A pesar de ello, cada vez son más las que, como Majon, se atreven a romper con el pasado. “Tengo mil razones para dejar de llevar el collar: pesa demasiado, molesta, duele, deforma el cuello, no es práctico…”, explica. Majon es una chica moderna. Sólo hace falta echarle un vistazo para notarlo -ropa al estilo occidental, pelo negro con mechas burdeos, movimientos decididos de quien sin tener mucho mundo ha sabido imaginarlo-. Tiene 22 años y como la mayoría de las de su generación está más preocupada por su futuro que por las costumbres de antaño. Es por ello por lo que dos años atrás decidió salir de Nai Soi y solicitar su traslado a un campo de refugiados. El gobierno tailandés se lo concedió y es allí donde ahora vive, asegura que feliz, esperando una respuesta del estado neozelandés para poder trasladarse a aquel país acogiéndose a un plan de reasentamiento. “En Nai Soi no puedes acceder a este tipo de programas”, aclara, “en parte, por eso decidí desplazarme al campo”. Por eso y para alcanzar una educación mejor. “Allí tampoco hay escuela de secundaria”, prosigue, “y la de primaria no está en funcionamiento por falta de docentes”. Un paseo por el campo me permite comprobarlo en primera persona. Quizás sea por todo ello por lo que la aldea se está quedando sin habitantes. De los 164 que la poblaban en 2006, en la actualidad no quedan más de 80. “Se están marchando todos”, señala Ma-Nan con nostalgia, “les prometen que desde el campo de refugiados podrán irse a vivir a Europa, América y Oceanía y se van a probar suerte”. Ella tiene sus dudas. Cree que hacen demasiada falta en Tailandia como reclamo turístico, que el gobierno del país no las va a dejar ir tan fácilmente.

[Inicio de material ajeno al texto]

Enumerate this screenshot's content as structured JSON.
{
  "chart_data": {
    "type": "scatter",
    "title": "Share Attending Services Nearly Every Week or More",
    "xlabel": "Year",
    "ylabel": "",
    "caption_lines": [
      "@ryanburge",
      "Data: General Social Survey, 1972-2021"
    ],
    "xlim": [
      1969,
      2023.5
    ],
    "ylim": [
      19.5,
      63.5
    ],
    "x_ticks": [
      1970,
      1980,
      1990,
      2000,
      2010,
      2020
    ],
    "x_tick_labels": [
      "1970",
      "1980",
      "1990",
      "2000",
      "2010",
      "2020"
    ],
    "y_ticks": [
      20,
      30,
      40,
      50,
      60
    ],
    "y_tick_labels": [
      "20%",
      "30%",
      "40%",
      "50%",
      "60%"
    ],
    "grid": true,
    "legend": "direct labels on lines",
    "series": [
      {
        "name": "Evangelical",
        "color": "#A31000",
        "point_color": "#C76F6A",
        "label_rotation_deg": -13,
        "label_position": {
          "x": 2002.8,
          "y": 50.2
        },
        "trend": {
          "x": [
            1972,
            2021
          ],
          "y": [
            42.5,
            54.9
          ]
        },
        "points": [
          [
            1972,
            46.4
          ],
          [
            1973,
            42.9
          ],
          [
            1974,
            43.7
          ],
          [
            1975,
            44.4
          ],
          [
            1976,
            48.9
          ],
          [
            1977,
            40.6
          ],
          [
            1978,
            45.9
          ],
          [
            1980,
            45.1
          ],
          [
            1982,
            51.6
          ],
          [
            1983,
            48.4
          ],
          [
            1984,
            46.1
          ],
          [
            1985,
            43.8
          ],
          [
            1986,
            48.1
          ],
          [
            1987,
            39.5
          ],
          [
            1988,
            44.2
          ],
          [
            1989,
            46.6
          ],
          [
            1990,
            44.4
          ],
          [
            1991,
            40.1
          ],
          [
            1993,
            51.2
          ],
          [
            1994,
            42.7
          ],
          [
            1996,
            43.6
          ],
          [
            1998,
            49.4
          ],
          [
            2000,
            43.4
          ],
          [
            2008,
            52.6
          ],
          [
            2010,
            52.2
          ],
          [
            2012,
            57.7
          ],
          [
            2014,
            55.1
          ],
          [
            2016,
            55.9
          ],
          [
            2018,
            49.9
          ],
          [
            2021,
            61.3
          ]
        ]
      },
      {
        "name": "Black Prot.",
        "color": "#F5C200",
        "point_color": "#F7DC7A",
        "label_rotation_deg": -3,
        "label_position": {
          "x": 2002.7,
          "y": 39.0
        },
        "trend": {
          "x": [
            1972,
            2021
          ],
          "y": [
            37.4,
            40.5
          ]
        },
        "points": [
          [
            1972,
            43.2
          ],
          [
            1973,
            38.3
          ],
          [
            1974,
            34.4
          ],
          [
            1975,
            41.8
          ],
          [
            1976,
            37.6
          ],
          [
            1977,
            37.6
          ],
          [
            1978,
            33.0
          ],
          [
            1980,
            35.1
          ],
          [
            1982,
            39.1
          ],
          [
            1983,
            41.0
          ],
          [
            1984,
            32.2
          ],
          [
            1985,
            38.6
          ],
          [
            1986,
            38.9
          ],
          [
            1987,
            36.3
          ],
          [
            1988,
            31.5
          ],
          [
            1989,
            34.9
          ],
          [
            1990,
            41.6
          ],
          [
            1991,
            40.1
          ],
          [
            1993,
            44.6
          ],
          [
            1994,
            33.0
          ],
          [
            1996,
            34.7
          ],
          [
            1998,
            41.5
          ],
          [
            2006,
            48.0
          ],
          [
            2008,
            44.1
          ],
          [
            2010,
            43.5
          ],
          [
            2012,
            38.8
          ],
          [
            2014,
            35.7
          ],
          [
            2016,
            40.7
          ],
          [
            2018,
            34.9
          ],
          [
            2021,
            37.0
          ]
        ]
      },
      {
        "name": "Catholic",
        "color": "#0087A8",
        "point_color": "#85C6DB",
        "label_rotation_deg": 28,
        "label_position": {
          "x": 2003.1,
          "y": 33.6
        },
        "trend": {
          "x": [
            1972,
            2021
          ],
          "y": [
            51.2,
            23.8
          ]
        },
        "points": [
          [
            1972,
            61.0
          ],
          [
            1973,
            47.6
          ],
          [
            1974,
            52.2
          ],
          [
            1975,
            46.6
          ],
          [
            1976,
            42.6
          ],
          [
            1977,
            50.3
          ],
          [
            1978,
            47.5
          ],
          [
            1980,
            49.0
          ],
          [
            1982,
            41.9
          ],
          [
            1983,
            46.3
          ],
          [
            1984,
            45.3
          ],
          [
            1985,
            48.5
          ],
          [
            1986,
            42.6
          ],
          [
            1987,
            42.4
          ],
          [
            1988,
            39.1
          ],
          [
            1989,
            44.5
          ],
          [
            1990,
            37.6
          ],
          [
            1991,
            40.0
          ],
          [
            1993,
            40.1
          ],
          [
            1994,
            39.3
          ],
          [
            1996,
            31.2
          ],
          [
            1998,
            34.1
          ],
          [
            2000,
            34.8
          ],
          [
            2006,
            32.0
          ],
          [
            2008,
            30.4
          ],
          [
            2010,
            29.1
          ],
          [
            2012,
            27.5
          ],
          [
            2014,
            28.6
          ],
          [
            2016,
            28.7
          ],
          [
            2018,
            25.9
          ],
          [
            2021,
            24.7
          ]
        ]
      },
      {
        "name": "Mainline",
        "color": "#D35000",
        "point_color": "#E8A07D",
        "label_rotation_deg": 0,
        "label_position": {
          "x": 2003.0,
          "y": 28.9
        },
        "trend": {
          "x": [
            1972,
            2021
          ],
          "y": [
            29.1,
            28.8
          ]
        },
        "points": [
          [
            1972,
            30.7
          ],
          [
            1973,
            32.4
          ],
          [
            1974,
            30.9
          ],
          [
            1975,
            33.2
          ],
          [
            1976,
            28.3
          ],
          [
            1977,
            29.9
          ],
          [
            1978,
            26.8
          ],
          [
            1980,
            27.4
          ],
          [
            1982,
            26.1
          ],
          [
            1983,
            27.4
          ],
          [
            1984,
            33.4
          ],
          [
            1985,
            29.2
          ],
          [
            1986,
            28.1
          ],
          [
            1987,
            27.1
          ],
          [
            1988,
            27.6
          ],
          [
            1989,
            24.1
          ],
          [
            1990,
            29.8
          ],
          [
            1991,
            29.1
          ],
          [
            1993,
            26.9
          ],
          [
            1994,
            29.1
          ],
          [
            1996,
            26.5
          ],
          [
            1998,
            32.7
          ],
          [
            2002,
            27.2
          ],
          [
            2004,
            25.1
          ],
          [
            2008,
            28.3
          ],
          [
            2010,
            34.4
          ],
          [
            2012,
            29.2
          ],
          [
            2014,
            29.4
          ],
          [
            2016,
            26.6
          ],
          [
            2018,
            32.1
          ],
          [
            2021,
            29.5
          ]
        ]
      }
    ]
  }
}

Un par de militares tailandeses pasea cerca del lugar en el que nos encontramos. Están bajo vigilancia permanente. Afortunadamente, ambas hablan castellano -y de ahí sus nick names, Mariana y María José- por lo que no es necesario interrumpir la conversación. En inglés hubiera sido mucho más complicado, reflexiono. Probablemente, no hubieran estado tan relajadas y hubieran silenciado muchas informaciones por miedo a posibles represalias. Me interesa saber cómo aprendieron español. “Por el turismo”, responden al unísono. “Hubo un tiempo en que venían muchos turistas a visitarnos, sobretodo españoles”. Ahora hay menos -“apenas puedo practicar vuestro idioma”, se queja Ma-Nan-, quizás desmotivados ante el éxodo permanente hacia los campos de refugiados que está dejando a la aldea Long Neck vacía y deslucida. Lamento ser tan insistente, pero no puedo evitar volver a preguntarles si jamás han tenido un libro o estudiado el castellano más allá de lo que el turismo les pudiera enseñar. Me contestan con un no rotundo, aunque Majon reconoce saber leerlo y escribirlo. “Me he carteado con bastantes turistas españoles, es una buena manera de aprender, además de que me permite mantener el contacto con la gente que viene a visitarnos”, explica. Parece increíble que su castellano no tenga ningún tipo de base académica: pronuncia en un acento perfecto, tiene una gramática correctísima y lo entiende todo a la primera sin que yo deba hacer ningún esfuerzo por vocalizar más de la cuenta o apoyar mi discurso en la gesticulación. Es inteligente, mucho. Habla casi diez idiomas y, además, asegura que entiende el vasco. “Se parece mucho a mi lengua”, aclara, “si me hablan lentamente lo entiendo todo”. Personalmente, tengo mis reservas. Pero quizás alguien debería investigarlo.